Kaley Hambelton Jumps into Her New Track Coach Position


By Bella Forrest and Allie Montgomery

With big shoes to fill, new teacher Kaley Hambelton jumps into her new coaching role for the Cleveland track and field team’s 2016 season after the difficult passing of Kenny Bibles last fall.

Her experience in sprinting throughout high school and into her collegiate studies at Concordia University makes her an amazing candidate for the job where she will work with the jumpers.

“At the previous school I worked at, I started a track and field program and was the head coach for two years. While I was an athlete, I focused on sprints. I have been around the sport of track and field for a long time and am excited to be working with the jumpers,” Hambelton said.

“It’s a very tough situation we’re in. We lost a beloved coach Kenny Bibles who was not only a really good, but excellent jumps coach. He was a father figure, a grandfather figure, he was very very special to the program. It’s difficult; you don’t really replace someone like that, but you need a new coach,” said Stephen Nims, head track and field coach.

“It can be hard to come into a program for a coach who has had such a lasting impact on the students and was so good at what he did. Coach Bibles really had an impact on the athletes and truly cared about them as people. Each of his athletes are lucky to have had him as a coach,” Hambelton said of Bibles’ passing. “I love the sport of track and field and am excited to be involved here at Cleveland. I am most excited to get to know the athletes and see each of them work to better themselves in their events,” she said.  

Being a versatile part of the teaching staff at Cleveland, she was ready to step in and help coach the track team. “Coach Nims contacted me knowing that I had some previous involvement in track. I had the opportunity to be a track athlete starting in junior high and was involved in the sport through college. I especially enjoyed my time as a collegiate athlete at Concordia University, and it made me realize I could see myself coaching in the future,” said Hambelton.

Hambelton started teaching Government and Economics as well as Film and Literature this year. However, like many new teachers, she was faced with the problem of not having a permanent classroom, leaving her to move to a new room constantly throughout the day.

“I heard that she taught six classes in six different classrooms and somebody who can do that, especially new to a school year, shows organization and resilience, quick to adapt on their feet, and those are a lot of the traits that can lead to successful coaching. I was impressed with her rapport and the relationship she had with students,” Nims said. “I have a really good feeling that things are going to go quite well.”

Not only is the faculty looking forward to Hambelton’s addition, but so are the students.

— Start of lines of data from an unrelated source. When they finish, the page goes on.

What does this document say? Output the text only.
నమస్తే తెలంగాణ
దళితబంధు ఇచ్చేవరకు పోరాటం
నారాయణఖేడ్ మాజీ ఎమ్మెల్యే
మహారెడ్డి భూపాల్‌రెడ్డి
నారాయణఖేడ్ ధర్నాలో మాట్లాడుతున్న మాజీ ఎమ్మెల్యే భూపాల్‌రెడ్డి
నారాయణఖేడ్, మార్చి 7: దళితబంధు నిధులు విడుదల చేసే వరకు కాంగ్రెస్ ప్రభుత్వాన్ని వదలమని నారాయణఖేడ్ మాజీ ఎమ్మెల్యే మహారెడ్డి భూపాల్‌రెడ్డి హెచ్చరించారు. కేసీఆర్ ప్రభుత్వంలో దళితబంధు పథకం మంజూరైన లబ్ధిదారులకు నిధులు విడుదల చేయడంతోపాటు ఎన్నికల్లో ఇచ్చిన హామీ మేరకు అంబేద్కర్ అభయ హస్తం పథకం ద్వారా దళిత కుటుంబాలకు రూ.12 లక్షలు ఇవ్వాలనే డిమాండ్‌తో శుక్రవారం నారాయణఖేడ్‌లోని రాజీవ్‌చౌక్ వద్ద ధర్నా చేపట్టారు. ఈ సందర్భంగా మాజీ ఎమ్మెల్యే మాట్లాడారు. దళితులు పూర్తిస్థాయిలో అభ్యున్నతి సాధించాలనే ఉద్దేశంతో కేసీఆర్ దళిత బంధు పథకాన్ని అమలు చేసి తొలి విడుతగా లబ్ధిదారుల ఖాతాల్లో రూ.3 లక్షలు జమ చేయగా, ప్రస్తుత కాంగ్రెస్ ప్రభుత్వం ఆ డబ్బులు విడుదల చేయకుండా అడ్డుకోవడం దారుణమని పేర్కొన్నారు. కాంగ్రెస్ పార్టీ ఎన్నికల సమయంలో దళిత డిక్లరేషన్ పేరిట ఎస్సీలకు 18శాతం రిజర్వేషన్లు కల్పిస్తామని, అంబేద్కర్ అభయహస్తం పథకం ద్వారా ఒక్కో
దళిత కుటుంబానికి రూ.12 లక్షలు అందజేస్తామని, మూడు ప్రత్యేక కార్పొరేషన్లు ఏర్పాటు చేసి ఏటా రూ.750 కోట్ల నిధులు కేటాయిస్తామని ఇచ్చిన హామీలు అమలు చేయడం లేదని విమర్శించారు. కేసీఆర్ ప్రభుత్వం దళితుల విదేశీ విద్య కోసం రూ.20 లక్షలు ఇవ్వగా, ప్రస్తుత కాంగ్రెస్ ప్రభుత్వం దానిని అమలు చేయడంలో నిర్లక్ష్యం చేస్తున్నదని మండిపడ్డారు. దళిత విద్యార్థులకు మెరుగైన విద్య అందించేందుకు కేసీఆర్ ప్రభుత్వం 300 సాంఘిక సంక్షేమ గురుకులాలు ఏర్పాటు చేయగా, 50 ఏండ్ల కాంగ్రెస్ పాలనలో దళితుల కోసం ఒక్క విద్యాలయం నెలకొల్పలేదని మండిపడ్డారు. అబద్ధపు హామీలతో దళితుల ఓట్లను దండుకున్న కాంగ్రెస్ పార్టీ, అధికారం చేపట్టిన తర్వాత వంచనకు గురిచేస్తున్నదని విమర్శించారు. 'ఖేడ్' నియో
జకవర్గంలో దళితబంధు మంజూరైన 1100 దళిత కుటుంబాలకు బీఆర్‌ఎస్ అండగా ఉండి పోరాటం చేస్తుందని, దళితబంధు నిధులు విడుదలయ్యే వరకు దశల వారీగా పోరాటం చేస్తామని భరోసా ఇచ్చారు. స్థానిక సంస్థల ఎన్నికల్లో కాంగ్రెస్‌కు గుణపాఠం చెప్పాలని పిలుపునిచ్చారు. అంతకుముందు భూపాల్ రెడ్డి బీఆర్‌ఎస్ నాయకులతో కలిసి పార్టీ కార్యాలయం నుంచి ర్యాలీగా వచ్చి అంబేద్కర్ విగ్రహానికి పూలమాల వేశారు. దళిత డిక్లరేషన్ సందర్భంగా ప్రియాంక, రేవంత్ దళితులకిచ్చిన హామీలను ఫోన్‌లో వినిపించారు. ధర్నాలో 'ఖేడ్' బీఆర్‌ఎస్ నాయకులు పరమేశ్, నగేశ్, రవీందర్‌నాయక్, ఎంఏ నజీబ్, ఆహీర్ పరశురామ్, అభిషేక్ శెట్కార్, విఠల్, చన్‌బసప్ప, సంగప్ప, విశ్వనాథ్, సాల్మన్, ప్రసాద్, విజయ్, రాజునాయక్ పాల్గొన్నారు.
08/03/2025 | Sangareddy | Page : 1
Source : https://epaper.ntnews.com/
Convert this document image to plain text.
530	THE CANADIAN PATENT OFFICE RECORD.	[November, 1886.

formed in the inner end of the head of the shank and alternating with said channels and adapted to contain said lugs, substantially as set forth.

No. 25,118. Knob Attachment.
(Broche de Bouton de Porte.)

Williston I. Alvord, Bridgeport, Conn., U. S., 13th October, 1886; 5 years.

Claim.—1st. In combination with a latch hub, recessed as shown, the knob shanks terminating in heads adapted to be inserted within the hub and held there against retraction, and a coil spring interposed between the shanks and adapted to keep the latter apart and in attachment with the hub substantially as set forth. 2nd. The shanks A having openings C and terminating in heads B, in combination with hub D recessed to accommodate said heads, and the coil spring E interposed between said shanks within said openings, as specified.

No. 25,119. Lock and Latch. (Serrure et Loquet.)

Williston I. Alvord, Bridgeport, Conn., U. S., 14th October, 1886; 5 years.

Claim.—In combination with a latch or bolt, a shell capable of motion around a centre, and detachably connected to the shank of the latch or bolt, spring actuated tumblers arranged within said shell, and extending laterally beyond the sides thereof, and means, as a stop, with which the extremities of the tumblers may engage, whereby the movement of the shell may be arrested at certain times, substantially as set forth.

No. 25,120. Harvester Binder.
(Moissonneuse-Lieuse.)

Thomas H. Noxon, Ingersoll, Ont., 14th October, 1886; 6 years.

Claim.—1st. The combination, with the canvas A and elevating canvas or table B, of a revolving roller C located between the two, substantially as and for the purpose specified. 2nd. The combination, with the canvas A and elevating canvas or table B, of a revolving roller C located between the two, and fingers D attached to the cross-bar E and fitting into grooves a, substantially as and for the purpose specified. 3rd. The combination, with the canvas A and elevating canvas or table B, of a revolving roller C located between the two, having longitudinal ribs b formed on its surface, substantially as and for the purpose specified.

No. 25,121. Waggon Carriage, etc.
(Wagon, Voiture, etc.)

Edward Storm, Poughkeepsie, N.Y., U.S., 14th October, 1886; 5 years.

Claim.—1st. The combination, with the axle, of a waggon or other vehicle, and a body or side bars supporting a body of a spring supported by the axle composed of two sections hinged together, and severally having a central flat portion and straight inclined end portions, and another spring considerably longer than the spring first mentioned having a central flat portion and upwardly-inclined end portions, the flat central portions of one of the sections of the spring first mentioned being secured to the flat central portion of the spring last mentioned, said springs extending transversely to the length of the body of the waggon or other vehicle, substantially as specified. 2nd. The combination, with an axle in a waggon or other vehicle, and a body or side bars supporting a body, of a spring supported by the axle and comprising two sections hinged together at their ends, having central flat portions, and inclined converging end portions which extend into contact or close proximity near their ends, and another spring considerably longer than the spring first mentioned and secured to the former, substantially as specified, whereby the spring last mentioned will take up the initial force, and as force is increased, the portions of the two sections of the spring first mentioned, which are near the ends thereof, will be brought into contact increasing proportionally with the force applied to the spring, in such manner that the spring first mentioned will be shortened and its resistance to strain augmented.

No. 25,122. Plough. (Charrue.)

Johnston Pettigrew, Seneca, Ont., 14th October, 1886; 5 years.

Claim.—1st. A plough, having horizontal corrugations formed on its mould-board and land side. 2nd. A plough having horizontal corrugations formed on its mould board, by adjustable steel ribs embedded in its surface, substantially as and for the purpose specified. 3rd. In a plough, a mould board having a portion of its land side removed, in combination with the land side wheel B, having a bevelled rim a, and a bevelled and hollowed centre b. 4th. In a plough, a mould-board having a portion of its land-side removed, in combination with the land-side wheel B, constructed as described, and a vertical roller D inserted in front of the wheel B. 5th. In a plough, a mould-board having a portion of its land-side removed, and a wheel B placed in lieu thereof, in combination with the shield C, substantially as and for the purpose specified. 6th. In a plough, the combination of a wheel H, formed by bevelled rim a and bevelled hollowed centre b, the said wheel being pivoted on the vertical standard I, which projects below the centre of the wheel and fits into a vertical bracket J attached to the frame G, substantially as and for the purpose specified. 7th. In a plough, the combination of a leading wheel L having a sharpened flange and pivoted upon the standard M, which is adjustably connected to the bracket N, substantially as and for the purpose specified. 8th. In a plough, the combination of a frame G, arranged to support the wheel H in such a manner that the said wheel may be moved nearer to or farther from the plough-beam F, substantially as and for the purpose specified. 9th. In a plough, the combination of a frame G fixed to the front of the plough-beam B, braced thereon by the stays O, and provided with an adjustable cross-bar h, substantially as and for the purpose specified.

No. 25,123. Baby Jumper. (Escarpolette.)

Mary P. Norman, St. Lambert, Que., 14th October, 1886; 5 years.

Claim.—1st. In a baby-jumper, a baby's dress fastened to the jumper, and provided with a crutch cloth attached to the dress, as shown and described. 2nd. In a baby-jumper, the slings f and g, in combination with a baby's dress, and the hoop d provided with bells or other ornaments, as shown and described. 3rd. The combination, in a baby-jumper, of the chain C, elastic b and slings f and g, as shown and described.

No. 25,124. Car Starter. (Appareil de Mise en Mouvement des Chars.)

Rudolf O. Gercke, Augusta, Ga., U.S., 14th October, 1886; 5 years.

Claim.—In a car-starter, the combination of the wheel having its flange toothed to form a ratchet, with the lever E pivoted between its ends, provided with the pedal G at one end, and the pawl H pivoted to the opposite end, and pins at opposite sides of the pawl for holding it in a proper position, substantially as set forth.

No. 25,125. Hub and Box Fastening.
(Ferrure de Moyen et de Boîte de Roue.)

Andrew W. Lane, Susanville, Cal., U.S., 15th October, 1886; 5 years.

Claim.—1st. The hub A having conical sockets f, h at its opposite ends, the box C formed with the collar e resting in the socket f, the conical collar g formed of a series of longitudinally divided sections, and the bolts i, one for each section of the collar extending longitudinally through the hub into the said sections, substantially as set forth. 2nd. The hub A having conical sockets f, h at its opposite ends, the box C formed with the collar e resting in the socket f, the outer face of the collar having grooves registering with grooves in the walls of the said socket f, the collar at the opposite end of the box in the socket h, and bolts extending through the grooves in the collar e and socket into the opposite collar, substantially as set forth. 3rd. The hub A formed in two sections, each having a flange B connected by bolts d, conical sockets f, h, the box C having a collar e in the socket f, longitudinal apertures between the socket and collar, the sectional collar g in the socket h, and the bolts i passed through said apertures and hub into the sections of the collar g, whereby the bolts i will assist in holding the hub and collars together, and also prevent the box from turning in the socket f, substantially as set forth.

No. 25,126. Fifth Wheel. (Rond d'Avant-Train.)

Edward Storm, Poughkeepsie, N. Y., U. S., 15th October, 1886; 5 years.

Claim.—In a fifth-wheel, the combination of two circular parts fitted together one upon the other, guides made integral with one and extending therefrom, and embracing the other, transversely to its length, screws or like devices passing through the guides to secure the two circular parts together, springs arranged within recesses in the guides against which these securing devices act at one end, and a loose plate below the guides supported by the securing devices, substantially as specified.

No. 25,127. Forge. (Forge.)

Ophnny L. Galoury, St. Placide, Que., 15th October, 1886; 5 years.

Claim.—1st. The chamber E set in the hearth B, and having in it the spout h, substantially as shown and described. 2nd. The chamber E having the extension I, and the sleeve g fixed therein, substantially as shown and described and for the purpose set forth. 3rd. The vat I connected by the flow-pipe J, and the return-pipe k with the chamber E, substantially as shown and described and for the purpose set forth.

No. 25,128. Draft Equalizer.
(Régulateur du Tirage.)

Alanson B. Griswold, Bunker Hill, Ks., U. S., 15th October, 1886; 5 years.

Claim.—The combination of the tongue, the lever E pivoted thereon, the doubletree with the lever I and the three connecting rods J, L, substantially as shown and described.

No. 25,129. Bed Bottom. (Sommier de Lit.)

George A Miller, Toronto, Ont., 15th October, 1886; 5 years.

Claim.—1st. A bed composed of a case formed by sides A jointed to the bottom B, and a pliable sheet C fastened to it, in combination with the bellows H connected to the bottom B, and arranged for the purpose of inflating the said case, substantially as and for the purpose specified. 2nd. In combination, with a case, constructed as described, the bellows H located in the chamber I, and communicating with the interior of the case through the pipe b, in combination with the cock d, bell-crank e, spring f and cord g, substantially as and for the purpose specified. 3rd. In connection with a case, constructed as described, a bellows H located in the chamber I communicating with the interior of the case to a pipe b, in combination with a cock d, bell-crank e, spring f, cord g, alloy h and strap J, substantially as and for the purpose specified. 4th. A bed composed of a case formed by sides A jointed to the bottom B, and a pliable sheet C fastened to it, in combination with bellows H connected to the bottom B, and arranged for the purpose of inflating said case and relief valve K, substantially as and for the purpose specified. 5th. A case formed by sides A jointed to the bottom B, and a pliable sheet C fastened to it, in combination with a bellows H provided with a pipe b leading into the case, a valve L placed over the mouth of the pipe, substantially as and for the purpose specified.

“What I’m really looking forward to is that last year, I couldn’t really compete because I had severe shin splints and this year, I’m getting better, so hopefully I’ll be able to break the school record,” said Emma Hausafus, a senior and longtime runner.

She is working hard to learn the ropes of jumping before the season begins, and is ready to help kids learn and improve at track. “She seems nice,” said Linus Clark, adding, “She said she didn’t do jumps and hasn’t coached jumps; she has done sprints and coached sprints. They’re very close in form and in muscle groups. She seems like she wants to learn more which is always a good thing. She’s dedicated to improving,” said Clark.

The first official practice of the 2016 season is on Monday, Feb. 29.